Vliet, Leonard (van Woudrichem) van-,
vertrok in 1840 naar Indië, waar hij procureur werd bij de Raad van Justitie te Soerabaja. Na zijn ontslag in 1842, vertrok hij naar Java waar hij werd aangenomen in dienst van generaal Cleerens, resident van Preanger. Na enkele dagen werd hij al uit die residentie verbannen. Toen hij Cleerens aanklaagde, kwam hij in geding met het gouvernement. Over deze kwestie publiceerde hij Bijdragen tot de kennis der Oostindische bezittingen (Rotterdam, 1846).

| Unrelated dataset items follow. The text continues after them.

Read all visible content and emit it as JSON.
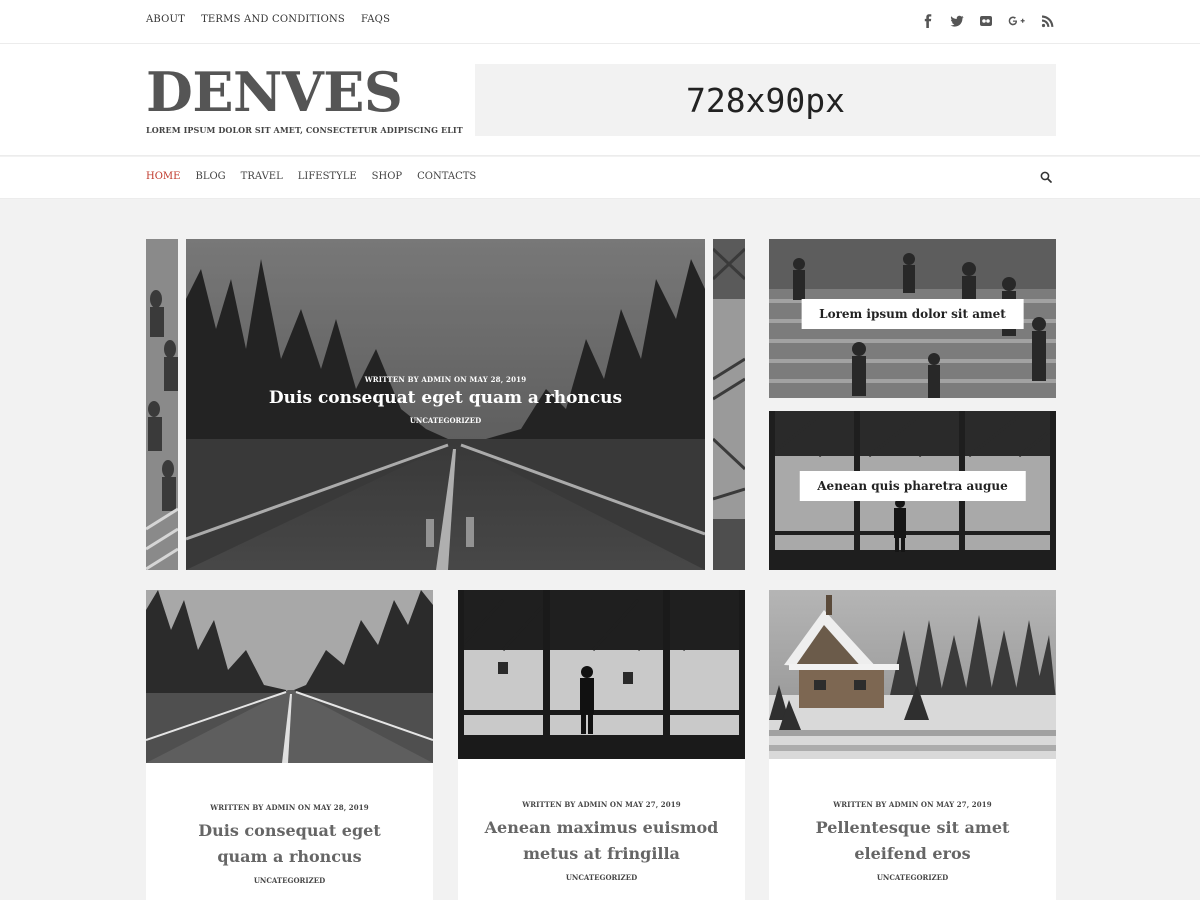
{
  "topbar": {
    "links": [
      "ABOUT",
      "TERMS AND CONDITIONS",
      "FAQS"
    ],
    "social_icons": [
      "facebook-icon",
      "twitter-icon",
      "flickr-icon",
      "google-plus-icon",
      "rss-icon"
    ]
  },
  "header": {
    "logo": "DENVES",
    "tagline": "LOREM IPSUM DOLOR SIT AMET, CONSECTETUR ADIPISCING ELIT",
    "ad_text": "728x90px"
  },
  "nav": {
    "items": [
      "HOME",
      "BLOG",
      "TRAVEL",
      "LIFESTYLE",
      "SHOP",
      "CONTACTS"
    ],
    "active": "HOME",
    "search_icon": "search-icon"
  },
  "slider": {
    "meta": "WRITTEN BY ADMIN ON MAY 28, 2019",
    "title": "Duis consequat eget quam a rhoncus",
    "category": "UNCATEGORIZED"
  },
  "side_features": [
    {
      "title": "Lorem ipsum dolor sit amet"
    },
    {
      "title": "Aenean quis pharetra augue"
    }
  ],
  "posts": [
    {
      "meta": "WRITTEN BY ADMIN ON MAY 28, 2019",
      "title": "Duis consequat eget quam a rhoncus",
      "category": "UNCATEGORIZED"
    },
    {
      "meta": "WRITTEN BY ADMIN ON MAY 27, 2019",
      "title": "Aenean maximus euismod metus at fringilla",
      "category": "UNCATEGORIZED"
    },
    {
      "meta": "WRITTEN BY ADMIN ON MAY 27, 2019",
      "title": "Pellentesque sit amet eleifend eros",
      "category": "UNCATEGORIZED"
    }
  ],
  "colors": {
    "accent": "#c0392b",
    "background": "#f2f2f2",
    "logo": "#555555"
  }
}
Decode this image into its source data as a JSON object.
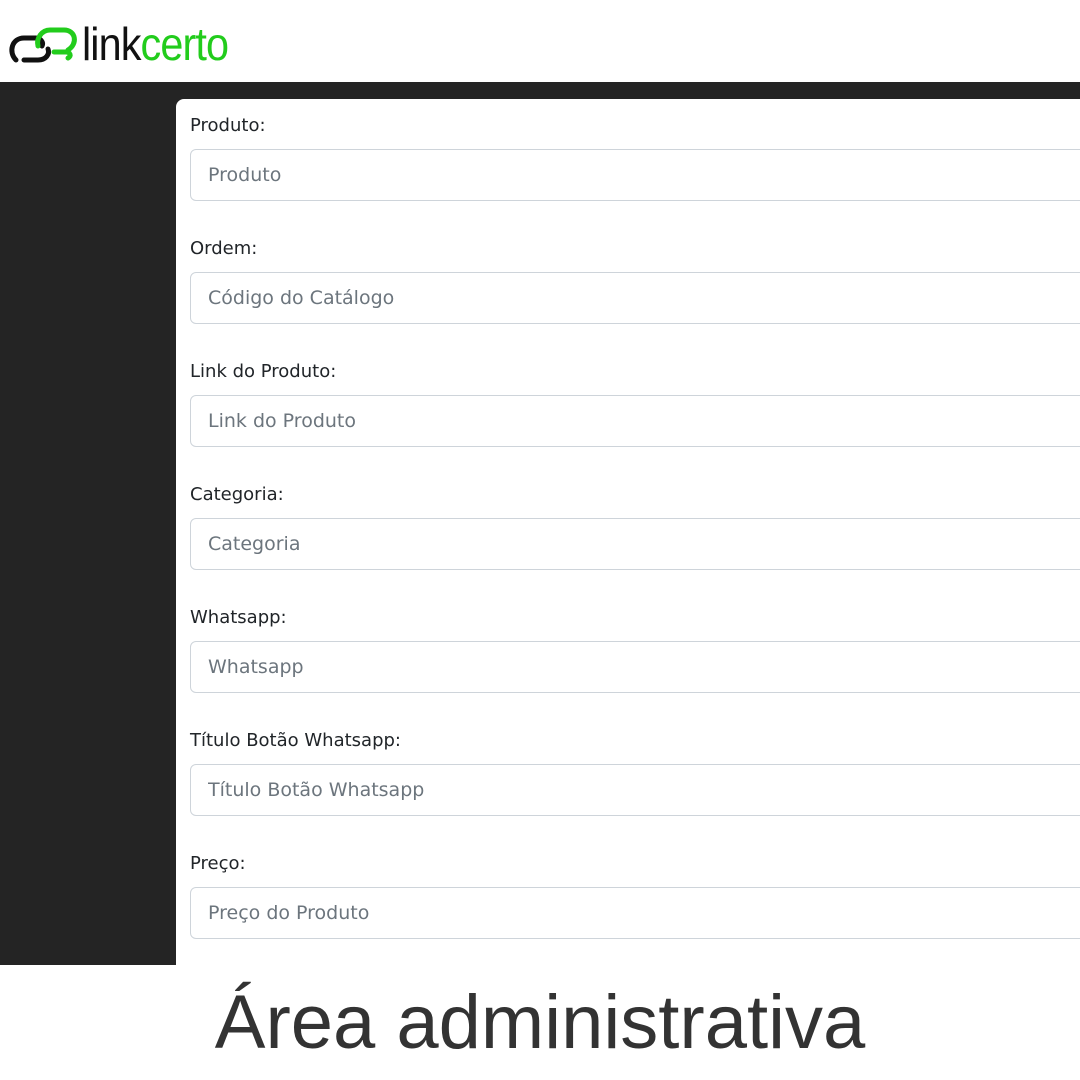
{
  "brand": {
    "logo_part1": "link",
    "logo_part2": "certo",
    "colors": {
      "accent_green": "#22cc1c",
      "logo_dark": "#111111",
      "dark_background": "#242424"
    },
    "icon": "chain-link-icon"
  },
  "form": {
    "fields": [
      {
        "label": "Produto:",
        "placeholder": "Produto",
        "value": ""
      },
      {
        "label": "Ordem:",
        "placeholder": "Código do Catálogo",
        "value": ""
      },
      {
        "label": "Link do Produto:",
        "placeholder": "Link do Produto",
        "value": ""
      },
      {
        "label": "Categoria:",
        "placeholder": "Categoria",
        "value": ""
      },
      {
        "label": "Whatsapp:",
        "placeholder": "Whatsapp",
        "value": ""
      },
      {
        "label": "Título Botão Whatsapp:",
        "placeholder": "Título Botão Whatsapp",
        "value": ""
      },
      {
        "label": "Preço:",
        "placeholder": "Preço do Produto",
        "value": ""
      }
    ]
  },
  "caption": "Área administrativa"
}
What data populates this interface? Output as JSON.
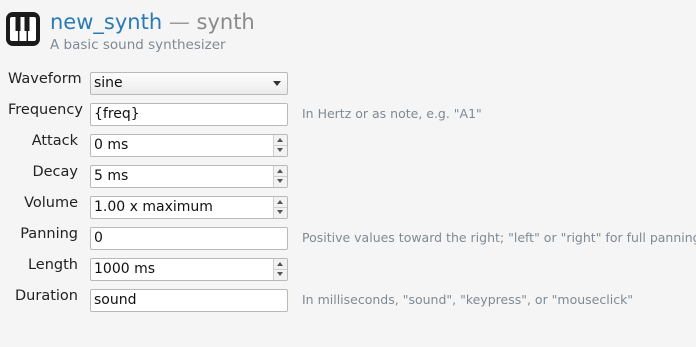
{
  "header": {
    "icon": "piano-keys-icon",
    "name": "new_synth",
    "separator": "—",
    "type": "synth",
    "description": "A basic sound synthesizer"
  },
  "fields": {
    "waveform": {
      "label": "Waveform",
      "value": "sine"
    },
    "frequency": {
      "label": "Frequency",
      "value": "{freq}",
      "hint": "In Hertz or as note, e.g. \"A1\""
    },
    "attack": {
      "label": "Attack",
      "value": "0 ms"
    },
    "decay": {
      "label": "Decay",
      "value": "5 ms"
    },
    "volume": {
      "label": "Volume",
      "value": "1.00 x maximum"
    },
    "panning": {
      "label": "Panning",
      "value": "0",
      "hint": "Positive values toward the right; \"left\" or \"right\" for full panning"
    },
    "length": {
      "label": "Length",
      "value": "1000 ms"
    },
    "duration": {
      "label": "Duration",
      "value": "sound",
      "hint": "In milliseconds, \"sound\", \"keypress\", or \"mouseclick\""
    }
  }
}
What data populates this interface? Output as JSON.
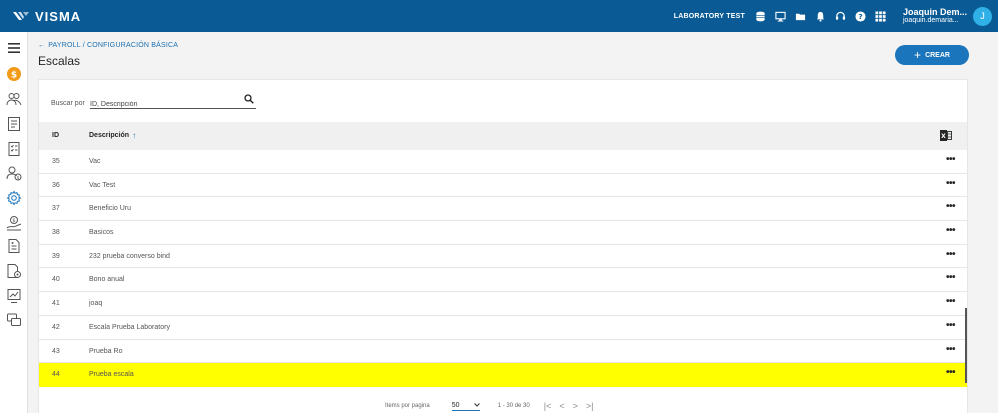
{
  "header": {
    "logo_text": "VISMA",
    "company": "LABORATORY TEST",
    "user_name": "Joaquin Dem...",
    "user_email": "joaquin.demaria...",
    "avatar_initial": "J"
  },
  "breadcrumb": {
    "back_glyph": "←",
    "path": "PAYROLL / CONFIGURACIÓN BÁSICA"
  },
  "page": {
    "title": "Escalas",
    "create_label": "CREAR",
    "create_glyph": "+"
  },
  "search": {
    "label": "Buscar por",
    "placeholder": "ID, Descripción"
  },
  "table": {
    "col_id": "ID",
    "col_desc": "Descripción",
    "sort_glyph": "↑",
    "more_glyph": "•••",
    "rows": [
      {
        "id": "35",
        "desc": "Vac"
      },
      {
        "id": "36",
        "desc": "Vac Test"
      },
      {
        "id": "37",
        "desc": "Beneficio Uru"
      },
      {
        "id": "38",
        "desc": "Basicos"
      },
      {
        "id": "39",
        "desc": "232 prueba converso bind"
      },
      {
        "id": "40",
        "desc": "Bono anual"
      },
      {
        "id": "41",
        "desc": "joaq"
      },
      {
        "id": "42",
        "desc": "Escala Prueba Laboratory"
      },
      {
        "id": "43",
        "desc": "Prueba Ro"
      },
      {
        "id": "44",
        "desc": "Prueba escala"
      }
    ]
  },
  "pager": {
    "items_label": "Items por pagina",
    "page_size": "50",
    "range": "1 - 30 de 30",
    "first_glyph": "|<",
    "prev_glyph": "<",
    "next_glyph": ">",
    "last_glyph": ">|"
  },
  "colors": {
    "topbar": "#0a5b95",
    "accent": "#1b75bc",
    "highlight": "#ffff00",
    "avatar": "#2fb0e6",
    "coin": "#f29b18"
  }
}
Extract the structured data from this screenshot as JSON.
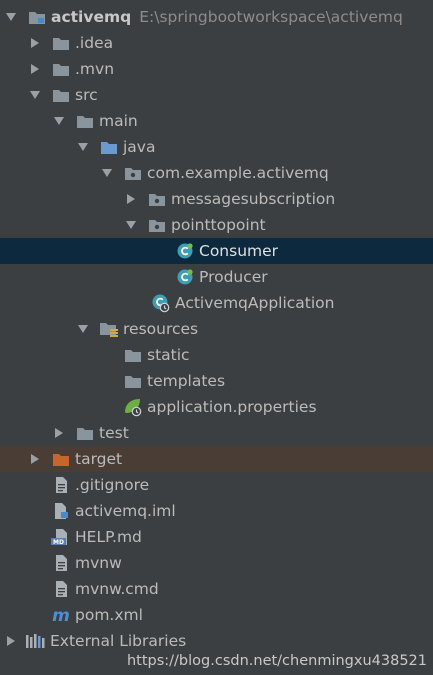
{
  "project": {
    "name": "activemq",
    "path": "E:\\springbootworkspace\\activemq"
  },
  "tree": {
    "idea": ".idea",
    "mvn": ".mvn",
    "src": "src",
    "main": "main",
    "java": "java",
    "package": "com.example.activemq",
    "messagesubscription": "messagesubscription",
    "pointtopoint": "pointtopoint",
    "consumer": "Consumer",
    "producer": "Producer",
    "app": "ActivemqApplication",
    "resources": "resources",
    "static": "static",
    "templates": "templates",
    "app_props": "application.properties",
    "test": "test",
    "target": "target",
    "gitignore": ".gitignore",
    "iml": "activemq.iml",
    "help": "HELP.md",
    "mvnw": "mvnw",
    "mvnw_cmd": "mvnw.cmd",
    "pom": "pom.xml",
    "ext_libs": "External Libraries"
  },
  "watermark": "https://blog.csdn.net/chenmingxu438521",
  "colors": {
    "background": "#3c3f41",
    "selection": "#0d293e",
    "excluded_row": "#4a3d35",
    "folder": "#8a949c",
    "source_folder": "#6b9ad1",
    "excluded_folder": "#c7662c",
    "class_icon": "#3d9eb5"
  }
}
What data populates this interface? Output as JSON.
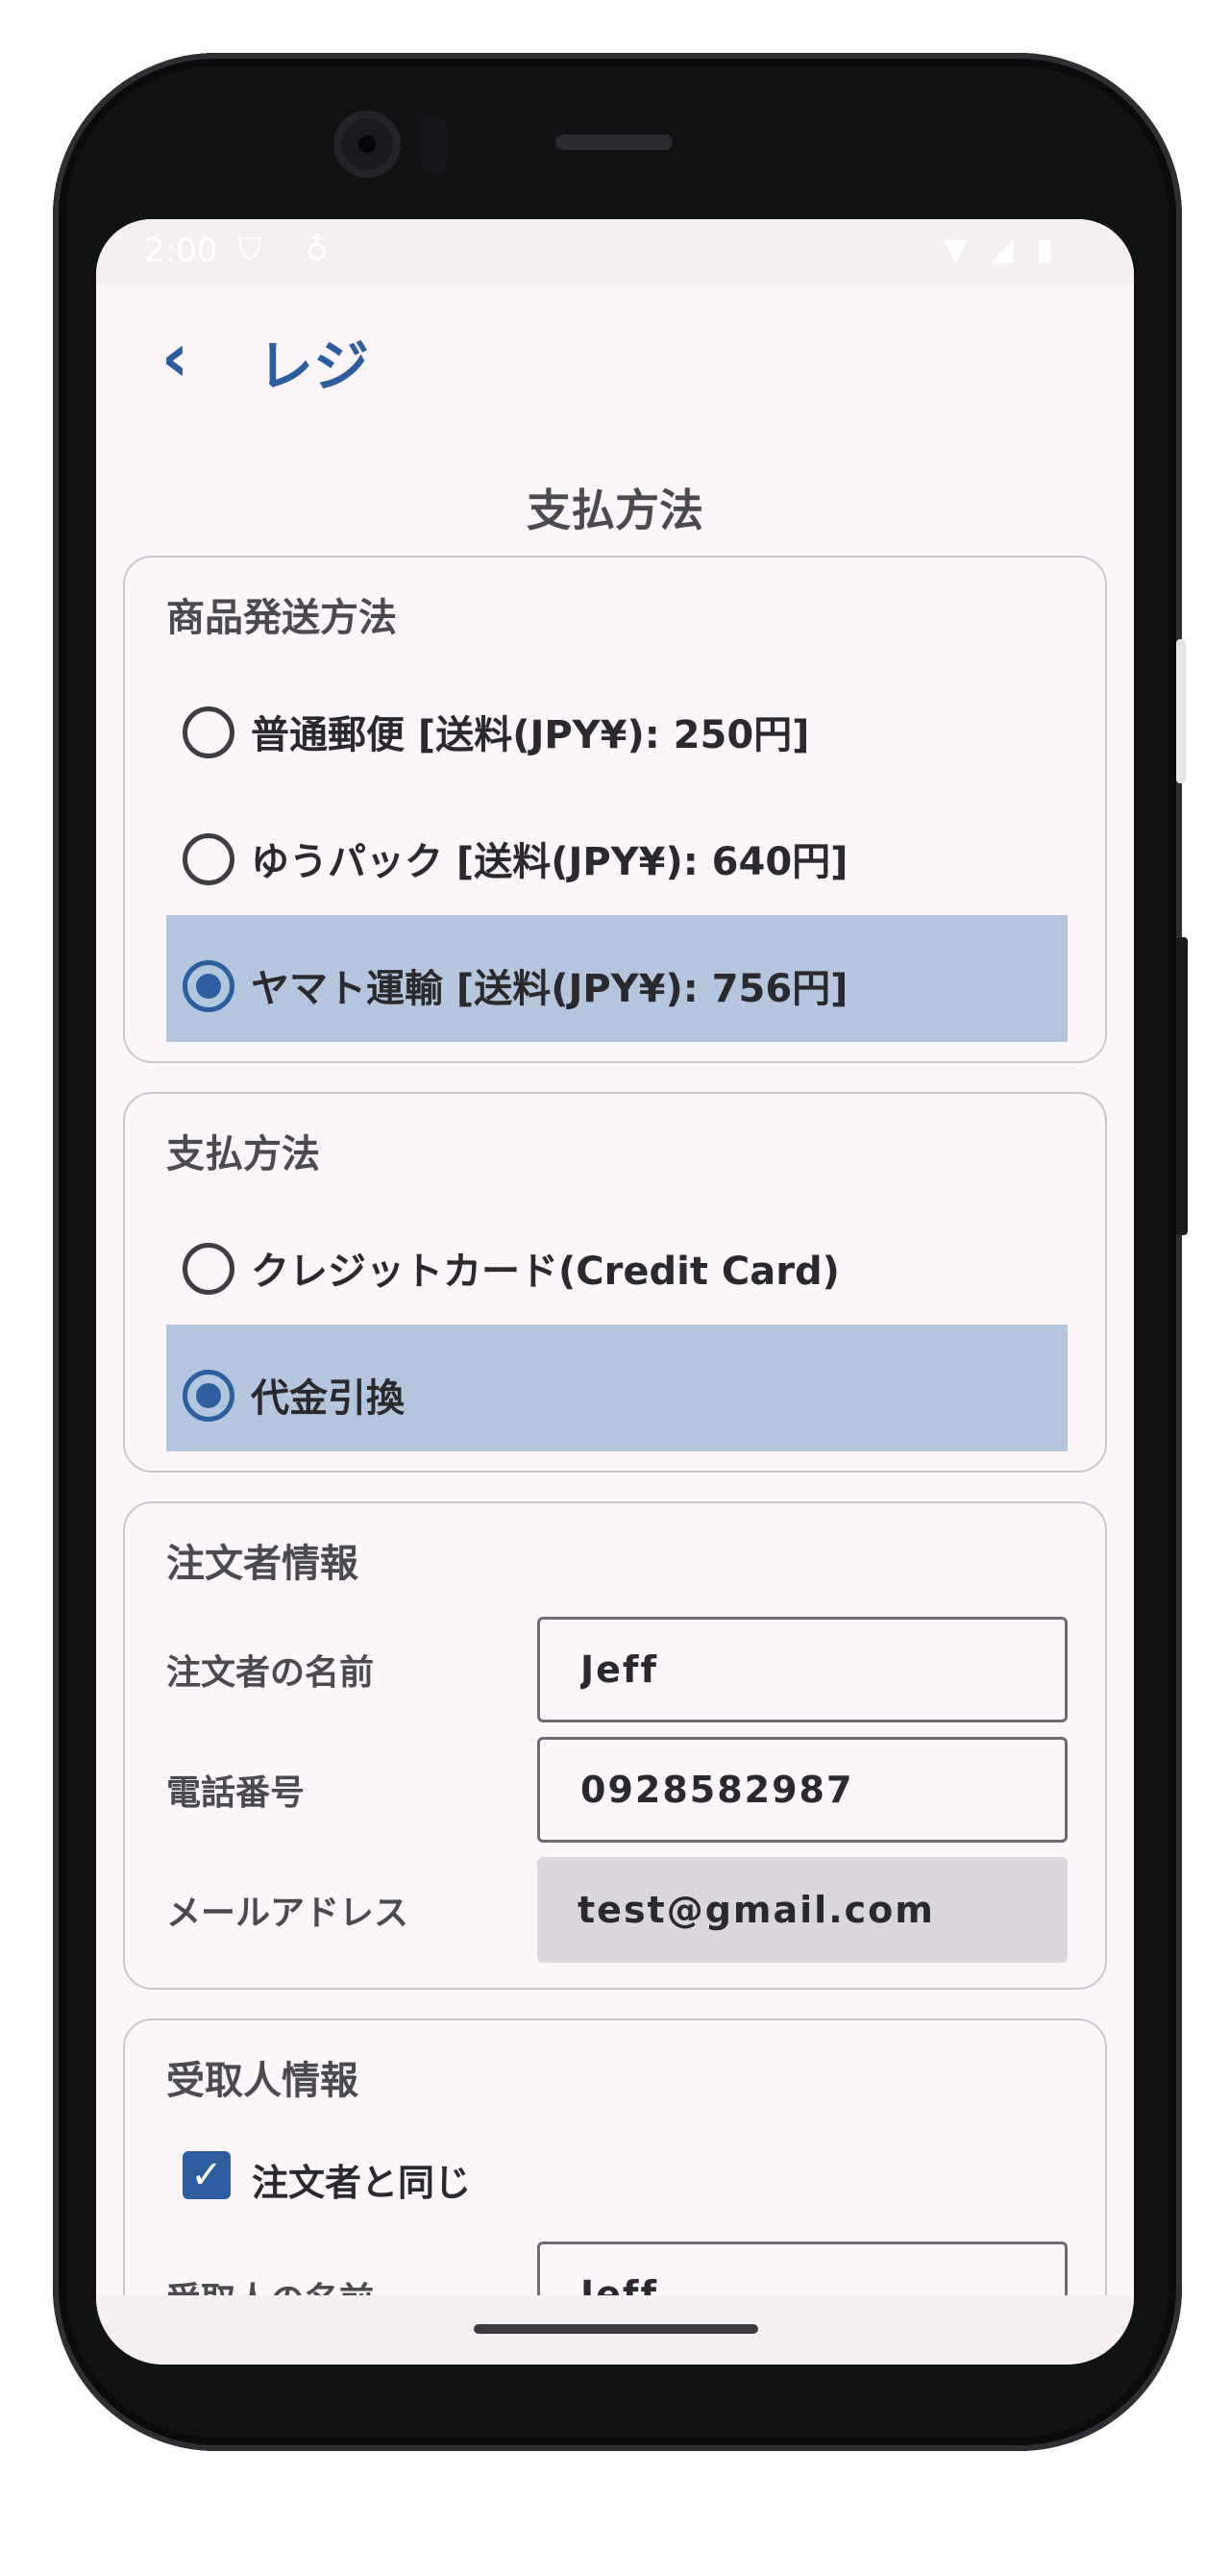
{
  "status_bar": {
    "time": "2:00"
  },
  "top_bar": {
    "back_icon": "chevron-left-icon",
    "title": "レジ"
  },
  "page_title": "支払方法",
  "shipping": {
    "title": "商品発送方法",
    "options": [
      {
        "label": "普通郵便 [送料(JPY¥): 250円]",
        "selected": false
      },
      {
        "label": "ゆうパック [送料(JPY¥): 640円]",
        "selected": false
      },
      {
        "label": "ヤマト運輸 [送料(JPY¥): 756円]",
        "selected": true
      }
    ]
  },
  "payment": {
    "title": "支払方法",
    "options": [
      {
        "label": "クレジットカード(Credit Card)",
        "selected": false
      },
      {
        "label": "代金引換",
        "selected": true
      }
    ]
  },
  "orderer": {
    "title": "注文者情報",
    "name_label": "注文者の名前",
    "name_value": "Jeff",
    "phone_label": "電話番号",
    "phone_value": "0928582987",
    "email_label": "メールアドレス",
    "email_value": "test@gmail.com"
  },
  "recipient": {
    "title": "受取人情報",
    "same_as_orderer_label": "注文者と同じ",
    "same_as_orderer_checked": true,
    "name_label": "受取人の名前",
    "name_value": "Jeff"
  },
  "colors": {
    "accent": "#2c5ea0",
    "selected_row": "#b4c6de",
    "background": "#fcf6fb"
  }
}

Toen Van Vliet zich beklaagde over het Indisch bestuur ‘werd zyn zaak terstond openbaar’, schrijft m., terwijl over Havelaar gezwegen wordt (Over Vryen Arbeid, vw ii, p. 188). Mimi vertelt in haar dagboek hoe m. haar in 1872 over Van Vliet verhaalde. Van Vliet zou Cleerens tegen zich in het harnas gejaagd hebben door een Chinese opiumsmokkelaar te helpen. Terug in Holland had Van Vliet het ‘met Thorbecke en liberalery, met requestreeren en wetsaanhalingen zoover gekregen dat hem fl. 40.000 schadeloosstelling zou zyn uitbetaald’. Zij vermeldt verder dat Van Vliet Thorbecke graag had willen op volgen. Volgens m. was Van Vliet ‘foeilelijk’ (vw xv, p. 350-352).